Чувствует, кто-то трясет его за плечо.
Шлома открыл глаза – увидел комья земли с прожилками снега, багровое солнце, ворон на меже и белобрысого паренька.
– Ты что разлегся? Волки стаями рыщут! Простынешь, дядька, совсем заиндевел! – Мальчик усадил Шлому в свою колымагу, худо-бедно она поехала по бездорожью, качаясь, словно лодка по волнам, продвигаясь к развязке нашего рассказа.
Мелькали бурьян, булыжник, снопы соломы и травы, дождь накрапывал, ветер так и норовил сорвать шляпу, Шлома прижимал к себе скрипку, придерживал шляпу, все, казалось ему, озарено сверкающим светом, и старинная песенка вертелась в голове:
Приехал домой и слег, думали – бронхит, оказалось воспаление легких.
“…На пятнадцатом году моей жизни, в год, когда разгоралась первая русская революция, втиснули меня в большую фабрику чая Губкина – Кузнецова у Рогожской заставы, где работало 800 несознательных человек, грохотали железом машины и носилась по воздуху едкая чайная пыль.
Жалованья мне положили 10 рублей.
Чаеразвеска представляла собою огромное квадратное трехэтажное здание. На самый верх поступал в мешках чай, его сортировали, и по трубам сыпался он на второй этаж, где 500 человек завертывали его в бумагу – сперва осыпальщик, потом вертельщик, после – свинцовщик, далее этикетчик, бандерольщик, штемпелевщик и укладчик. 50 000 фунтов – полмиллиона пачек в день – тысяча пятидесятифунтовых ящиков. А восемь рослых рабочих наваливали ящики в тележки и спускали в цокольный этаж, их укладывали на воз и отправляли на железную дорогу.
Я заворачивал чайные листочки в цинковую бумагу, цинк разъедал пальцы, и все там чахли молодыми, в развеске Губкина – Кузнецова, наглотавшись чайной пыли.
Но я и не думал чахнуть.
Меня воспитала улица и неудержимо влекли к себе пьянство, гульба и азартные игры.
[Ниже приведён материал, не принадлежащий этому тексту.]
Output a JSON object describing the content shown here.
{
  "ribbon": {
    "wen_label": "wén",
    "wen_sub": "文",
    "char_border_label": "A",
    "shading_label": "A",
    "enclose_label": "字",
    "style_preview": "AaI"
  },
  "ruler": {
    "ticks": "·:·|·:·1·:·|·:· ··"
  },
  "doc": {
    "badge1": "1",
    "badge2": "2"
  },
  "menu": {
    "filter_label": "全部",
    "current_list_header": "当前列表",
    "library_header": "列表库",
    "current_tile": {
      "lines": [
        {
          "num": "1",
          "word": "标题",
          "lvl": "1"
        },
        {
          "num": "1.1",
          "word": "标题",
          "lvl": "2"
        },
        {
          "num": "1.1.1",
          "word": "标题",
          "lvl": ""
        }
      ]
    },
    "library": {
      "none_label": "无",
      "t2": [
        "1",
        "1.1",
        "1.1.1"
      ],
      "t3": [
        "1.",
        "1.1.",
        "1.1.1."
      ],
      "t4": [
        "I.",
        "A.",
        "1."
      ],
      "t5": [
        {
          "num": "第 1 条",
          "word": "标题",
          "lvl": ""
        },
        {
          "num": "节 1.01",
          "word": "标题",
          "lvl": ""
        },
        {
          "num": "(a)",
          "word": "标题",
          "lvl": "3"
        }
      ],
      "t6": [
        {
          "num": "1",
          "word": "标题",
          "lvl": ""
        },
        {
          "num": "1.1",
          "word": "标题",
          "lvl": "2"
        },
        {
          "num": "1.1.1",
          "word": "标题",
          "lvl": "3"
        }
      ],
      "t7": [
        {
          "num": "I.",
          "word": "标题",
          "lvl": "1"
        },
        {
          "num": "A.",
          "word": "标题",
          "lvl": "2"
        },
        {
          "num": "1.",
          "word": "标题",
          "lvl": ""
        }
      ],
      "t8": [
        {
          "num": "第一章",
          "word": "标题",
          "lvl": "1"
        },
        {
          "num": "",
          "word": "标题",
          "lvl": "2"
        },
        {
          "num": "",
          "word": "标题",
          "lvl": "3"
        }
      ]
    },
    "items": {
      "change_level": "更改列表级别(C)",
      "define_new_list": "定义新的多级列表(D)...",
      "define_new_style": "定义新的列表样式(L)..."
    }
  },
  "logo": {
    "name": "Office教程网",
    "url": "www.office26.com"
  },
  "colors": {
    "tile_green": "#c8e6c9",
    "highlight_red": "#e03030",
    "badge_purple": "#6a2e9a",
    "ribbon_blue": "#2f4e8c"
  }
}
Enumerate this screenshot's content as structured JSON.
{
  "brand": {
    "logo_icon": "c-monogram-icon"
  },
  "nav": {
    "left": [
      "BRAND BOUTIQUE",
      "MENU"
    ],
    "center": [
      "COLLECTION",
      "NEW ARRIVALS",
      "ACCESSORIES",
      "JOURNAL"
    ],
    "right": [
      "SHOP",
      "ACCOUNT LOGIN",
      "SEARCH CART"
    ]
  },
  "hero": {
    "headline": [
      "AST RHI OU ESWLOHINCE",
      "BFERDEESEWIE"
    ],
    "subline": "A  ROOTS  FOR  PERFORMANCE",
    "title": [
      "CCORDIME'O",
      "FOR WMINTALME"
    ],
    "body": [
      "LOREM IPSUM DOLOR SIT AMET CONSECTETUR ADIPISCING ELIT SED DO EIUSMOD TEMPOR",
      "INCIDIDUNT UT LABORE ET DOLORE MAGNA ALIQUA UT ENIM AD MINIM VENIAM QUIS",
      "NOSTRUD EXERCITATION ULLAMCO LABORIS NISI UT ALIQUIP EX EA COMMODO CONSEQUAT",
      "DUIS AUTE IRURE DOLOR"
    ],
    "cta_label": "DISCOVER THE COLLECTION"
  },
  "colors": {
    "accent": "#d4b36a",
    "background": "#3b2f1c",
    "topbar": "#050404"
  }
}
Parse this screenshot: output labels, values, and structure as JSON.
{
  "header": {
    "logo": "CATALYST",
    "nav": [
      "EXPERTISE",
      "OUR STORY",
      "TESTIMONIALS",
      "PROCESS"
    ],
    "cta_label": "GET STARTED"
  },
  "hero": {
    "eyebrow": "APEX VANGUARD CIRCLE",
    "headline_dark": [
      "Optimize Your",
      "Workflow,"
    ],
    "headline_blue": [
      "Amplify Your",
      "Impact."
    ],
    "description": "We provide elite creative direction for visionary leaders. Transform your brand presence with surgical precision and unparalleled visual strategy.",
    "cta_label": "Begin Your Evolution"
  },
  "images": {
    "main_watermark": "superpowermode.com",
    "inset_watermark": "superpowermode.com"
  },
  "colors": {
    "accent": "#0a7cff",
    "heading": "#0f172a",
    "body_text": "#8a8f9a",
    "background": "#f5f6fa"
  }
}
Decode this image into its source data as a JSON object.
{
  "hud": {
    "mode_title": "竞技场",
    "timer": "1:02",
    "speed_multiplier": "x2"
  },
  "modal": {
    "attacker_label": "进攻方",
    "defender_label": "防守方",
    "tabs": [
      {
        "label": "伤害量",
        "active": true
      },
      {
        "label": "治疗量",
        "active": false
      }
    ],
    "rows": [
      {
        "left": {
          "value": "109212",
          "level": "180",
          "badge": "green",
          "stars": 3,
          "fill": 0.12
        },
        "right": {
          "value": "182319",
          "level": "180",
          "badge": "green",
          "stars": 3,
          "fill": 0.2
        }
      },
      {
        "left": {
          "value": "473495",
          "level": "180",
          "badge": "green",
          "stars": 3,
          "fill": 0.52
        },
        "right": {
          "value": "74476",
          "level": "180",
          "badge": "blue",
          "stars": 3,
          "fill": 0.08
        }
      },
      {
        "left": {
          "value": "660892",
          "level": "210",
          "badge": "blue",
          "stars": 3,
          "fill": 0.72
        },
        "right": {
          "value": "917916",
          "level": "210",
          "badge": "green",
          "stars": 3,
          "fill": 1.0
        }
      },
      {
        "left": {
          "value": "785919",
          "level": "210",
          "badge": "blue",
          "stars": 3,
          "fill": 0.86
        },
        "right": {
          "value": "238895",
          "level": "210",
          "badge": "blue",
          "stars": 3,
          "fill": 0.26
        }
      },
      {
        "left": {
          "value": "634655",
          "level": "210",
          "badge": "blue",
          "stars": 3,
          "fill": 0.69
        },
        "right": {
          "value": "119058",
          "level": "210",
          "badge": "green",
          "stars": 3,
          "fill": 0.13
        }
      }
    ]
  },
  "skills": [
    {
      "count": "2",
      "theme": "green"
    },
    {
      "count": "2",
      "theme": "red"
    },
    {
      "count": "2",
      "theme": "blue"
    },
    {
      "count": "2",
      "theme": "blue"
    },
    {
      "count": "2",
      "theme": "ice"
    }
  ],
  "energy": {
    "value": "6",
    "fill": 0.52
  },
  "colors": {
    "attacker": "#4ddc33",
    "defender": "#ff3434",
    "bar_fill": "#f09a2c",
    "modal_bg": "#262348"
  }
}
Каждое второе слово у меня было «задница» или «дерьмо». И все же я верил, что разум мой выберется из дебрей заблуждения: читал с целью самообразования «Эрфуртскую программу» Каутского, «Хитрую механику», «Царь-голод», «Ткачей» Гауптмана, сочинения Писарева, Чернышевского, посещал вечерние курсы и собрания в чайной около Полуярославских бань в Сыромятниках, а также массовки на Калитниковском кладбище, где ораторы мрачными красками рисовали положение рабочих под игом самодержавия.